The Rise of Longer Mortgage Terms

In an attempt to navigate the stormy waters of the housing market, a notable shift has been observed with one in five FTBs opting for mortgage terms extending beyond 35 years. This move is a clear attempt to improve affordability by reducing monthly payments, a significant jump from the previous year where fewer than one in ten chose this route.

Savings Take a Hit

The economic strain didn’t stop at mortgages; it also ate into the nation’s savings. For the first time in a quarter-century, savings levels dropped each month throughout the year as households were forced to dip into their rainy-day funds to manage soaring bills and other expenditures. This has left many, especially those without a financial cushion, with no choice but to cut down on their monthly spending.

A Harsher Blow to Home Movers

The impact on home movers has been even more severe than on FTBs. Without the aid of family support or Stamp Duty exemptions, home movers saw a 26% drop in loan numbers, the lowest since 1974. This significant decline underscores the growing barriers to homeownership and mobility within the housing market.

Signs of Recovery Amidst Continuing Challenges

Despite the grim outlook, there was a silver lining towards the end of 2023. The number of mortgage applications saw an uptick in the fourth quarter, signaling a potential revival in market activity spurred by easing inflation and the anticipation of lower borrowing costs.

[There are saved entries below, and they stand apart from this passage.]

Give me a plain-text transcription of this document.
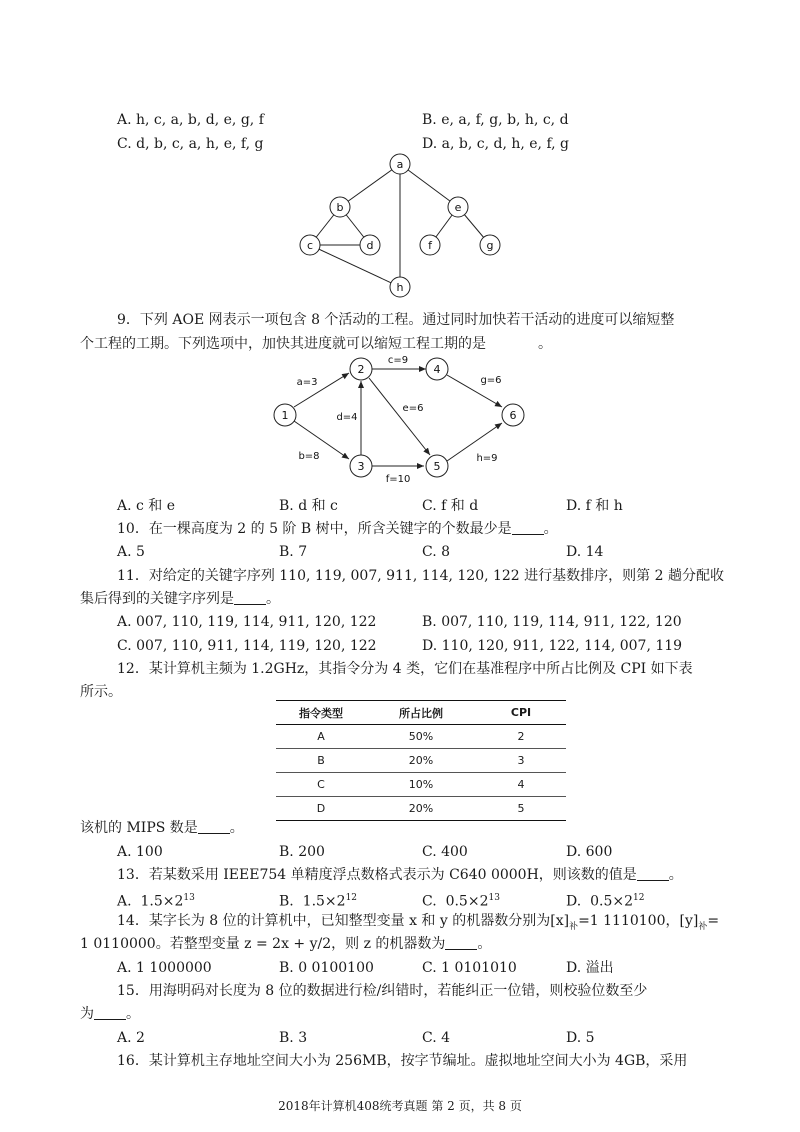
A. h, c, a, b, d, e, g, f	B. e, a, f, g, b, h, c, d
C. d, b, c, a, h, e, f, g	D. a, b, c, d, h, e, f, g
a
b
c	d
e
f	g
h
9．下列 AOE 网表示一项包含 8 个活动的工程。通过同时加快若干活动的进度可以缩短整
个工程的工期。下列选项中，加快其进度就可以缩短工程工期的是	。
1
2
3
4
5
6
a=3
b=8
c=9
d=4
e=6
f=10
g=6
h=9
A. c 和 e	B. d 和 c	C. f 和 d	D. f 和 h
10．在一棵高度为 2 的 5 阶 B 树中，所含关键字的个数最少是 。
A. 5	B. 7	C. 8	D. 14
11．对给定的关键字序列 110, 119, 007, 911, 114, 120, 122 进行基数排序，则第 2 趟分配收
集后得到的关键字序列是 。
A. 007, 110, 119, 114, 911, 120, 122	B. 007, 110, 119, 114, 911, 122, 120
C. 007, 110, 911, 114, 119, 120, 122	D. 110, 120, 911, 122, 114, 007, 119
12．某计算机主频为 1.2GHz，其指令分为 4 类，它们在基准程序中所占比例及 CPI 如下表
所示。
指令类型	所占比例	CPI
A	50%	2
B	20%	3
C	10%	4
D	20%	5
该机的 MIPS 数是 。
A. 100	B. 200	C. 400	D. 600
13．若某数采用 IEEE754 单精度浮点数格式表示为 C640 0000H，则该数的值是 。
A. $1.5\times 2^{13}$	B. $1.5\times 2^{12}$	C. $0.5\times 2^{13}$	D. $0.5\times 2^{12}$
14．某字长为 8 位的计算机中，已知整型变量 x 和 y 的机器数分别为$[x]_补=1$ 1110100，$[y]_补=$
1 0110000。若整型变量 z = 2x + y/2，则 z 的机器数为 。
A. 1 1000000	B. 0 0100100	C. 1 0101010	D. 溢出
15．用海明码对长度为 8 位的数据进行检/纠错时，若能纠正一位错，则校验位数至少
为 。
A. 2	B. 3	C. 4	D. 5
16．某计算机主存地址空间大小为 256MB，按字节编址。虚拟地址空间大小为 4GB，采用
2018年计算机408统考真题 第 2 页，共 8 页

However, the effects of last year’s price hikes still loom large, with many households having to tighten their belts further, especially on non-essential spending. Yet, it’s not all doom and gloom. The report highlights a commendable management of unsecured debt, with a reduction in overdraft debt and a lower proportion of interest-bearing credit card balances, pointing to a cautious approach towards financial obligations amidst ongoing economic pressures.

Looking Ahead

Mortgages in arrears rose throughout 2023, yet remained under one percent of the total mortgages, suggesting that stress tests for borrowers are holding strong against the tide. Nonetheless, an increase in arrears is anticipated for 2024, albeit at a slower pace than last year.

The number of home repossessions stayed relatively steady, with most cases dating back to pre-pandemic times, indicating a resilience in the face of adversity for many.

Eric Leenders of UK Finance reflects on the past year as a difficult period for UK households, with affordability remaining a critical barrier. Yet, he also notes the proactive steps by many to manage their debt and encourages those struggling to reach out to their lenders for support.